Gregory wrote to Augustine: “Who, dear brother, is capable of describing the great joy of believers when they have learned what the grace of almighty God and your own cooperation achieved among the Angles They abandoned the errors of darkness and were bathed with the light of holy faith. With full awareness they trampled on the idols which they had previously adored with savage fear. They are now committed to Almighty God. The guidelines given them for their preaching restrain them from falling into evil ways. In their minds they are submissive to the divine precepts and consequently feel uplifted. They bow down to the ground in prayer lest their minds cling too closely to earthly things. Whose achievement is this? It is the achievement of him who said: ‘My Father is at word until now and I am at work as well.

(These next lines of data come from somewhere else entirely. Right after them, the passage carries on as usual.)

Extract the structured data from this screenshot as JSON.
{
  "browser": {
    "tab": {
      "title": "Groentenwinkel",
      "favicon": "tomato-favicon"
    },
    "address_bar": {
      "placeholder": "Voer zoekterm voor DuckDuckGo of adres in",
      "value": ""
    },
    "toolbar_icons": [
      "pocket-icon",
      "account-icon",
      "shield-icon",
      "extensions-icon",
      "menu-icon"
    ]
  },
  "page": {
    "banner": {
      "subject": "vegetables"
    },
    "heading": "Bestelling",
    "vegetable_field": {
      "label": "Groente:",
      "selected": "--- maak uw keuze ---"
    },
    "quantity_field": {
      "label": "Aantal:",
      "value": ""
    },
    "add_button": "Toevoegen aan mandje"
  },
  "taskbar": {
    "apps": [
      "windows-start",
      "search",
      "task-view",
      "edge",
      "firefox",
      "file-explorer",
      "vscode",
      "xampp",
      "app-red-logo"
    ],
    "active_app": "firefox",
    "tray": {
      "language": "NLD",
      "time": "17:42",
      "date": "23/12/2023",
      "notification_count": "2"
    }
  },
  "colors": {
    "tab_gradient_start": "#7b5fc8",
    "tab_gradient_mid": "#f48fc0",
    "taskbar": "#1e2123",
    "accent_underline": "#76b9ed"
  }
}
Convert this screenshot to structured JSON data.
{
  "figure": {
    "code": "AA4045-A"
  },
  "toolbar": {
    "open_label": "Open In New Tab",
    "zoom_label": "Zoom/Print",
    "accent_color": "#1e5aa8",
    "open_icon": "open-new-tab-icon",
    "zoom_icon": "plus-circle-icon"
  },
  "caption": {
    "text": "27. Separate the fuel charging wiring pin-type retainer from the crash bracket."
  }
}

“God chose illiterate preachers and sent them into the world in order to show the world that conversion is brought about not by men’s wisdom but rather by his own power. So in like manner God worked through weak instruments and wrought great things among the Angles. Dear brother, in this heavenly gift there is something which should inspire us with great fear and great joy.
“For I know through your love for that people, specially chosen for you, that Almighty God has performed great miracles. But it is necessary that the same heavenly gift should cause you to rejoice with fear and to fear with gladness. You should be glad because by means of external miracles the souls of the Angles have been led to interior grace. But you should tremble lest, on account of these signs, the preacher’s own weak soul be puffed up with presumption; lest, while seeming externally raised aloft in honor, it fall internally as a result of vainglory" (Office of Readings, May 27).